Trump is using the current government shutdown has provided the avenue to greatly accelerate this. In doing so, the social programs that these workers operate will cease to function and be shutdown. Such measures are directed not just at the workers themselves, but the healthcare, education and infrastructure systems they support, sending millions deeper into poverty.
The Kaiser strike shows the potential for a much broader offensive by the American and international working class against war, dictatorship and social inequality. Healthcare workers are in a prime position to unite workers across all industries to fight against the attack on democratic and social rights.

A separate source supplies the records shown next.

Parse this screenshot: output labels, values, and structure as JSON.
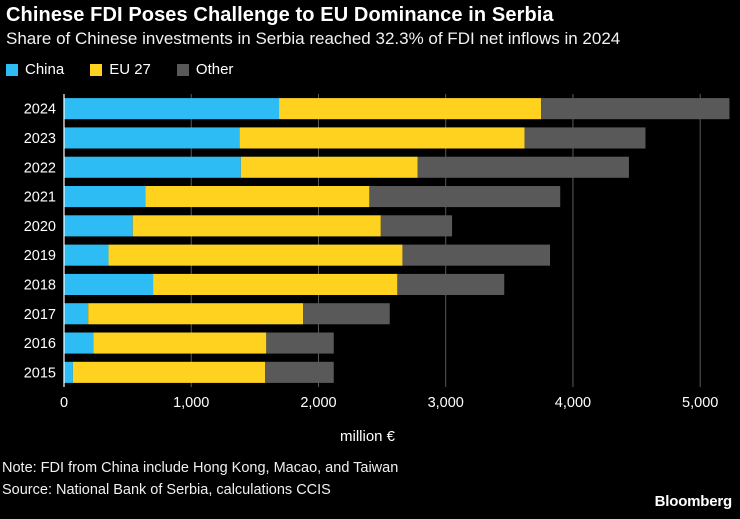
{
  "header": {
    "title": "Chinese FDI Poses Challenge to EU Dominance in Serbia",
    "subtitle": "Share of Chinese investments in Serbia reached 32.3% of FDI net inflows in 2024"
  },
  "colors": {
    "china": "#2dbcf4",
    "eu": "#ffd21f",
    "other": "#595959",
    "grid": "#5a5a5a",
    "background": "#000000"
  },
  "chart_data": {
    "type": "bar",
    "orientation": "horizontal",
    "stacked": true,
    "categories": [
      "2024",
      "2023",
      "2022",
      "2021",
      "2020",
      "2019",
      "2018",
      "2017",
      "2016",
      "2015"
    ],
    "series": [
      {
        "name": "China",
        "values": [
          1690,
          1380,
          1390,
          640,
          540,
          350,
          700,
          190,
          230,
          70
        ]
      },
      {
        "name": "EU 27",
        "values": [
          2060,
          2240,
          1390,
          1760,
          1950,
          2310,
          1920,
          1690,
          1360,
          1510
        ]
      },
      {
        "name": "Other",
        "values": [
          1480,
          950,
          1660,
          1500,
          560,
          1160,
          840,
          680,
          530,
          540
        ]
      }
    ],
    "xlim": [
      0,
      5250
    ],
    "xticks": [
      0,
      1000,
      2000,
      3000,
      4000,
      5000
    ],
    "xtick_labels": [
      "0",
      "1,000",
      "2,000",
      "3,000",
      "4,000",
      "5,000"
    ],
    "xlabel": "million €",
    "grid": "vertical",
    "legend_position": "top-left"
  },
  "footer": {
    "note": "Note: FDI from China include Hong Kong, Macao, and Taiwan",
    "source": "Source: National Bank of Serbia, calculations CCIS",
    "brand": "Bloomberg"
  }
}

To succeed, this new movement must be politically independent from the Democrats, Republicans and all organizations of the capitalist parties. It must fight to unite black, white and immigrant workers across the US and internationally.
The International Workers Alliance of Rank-and-File Committees (IWA-RFC) is fighting to build a new, independent structure and strategy for the working class which will allow it to closely coordinate their struggles with workers around the world.
The fight against Kaiser is ultimately a fight against capitalism itself. There will be no safe and affordable healthcare while society’s wealth is oriented toward the accumulation of private profit and not social need. To fight for healthcare, there must be a fight for socialism.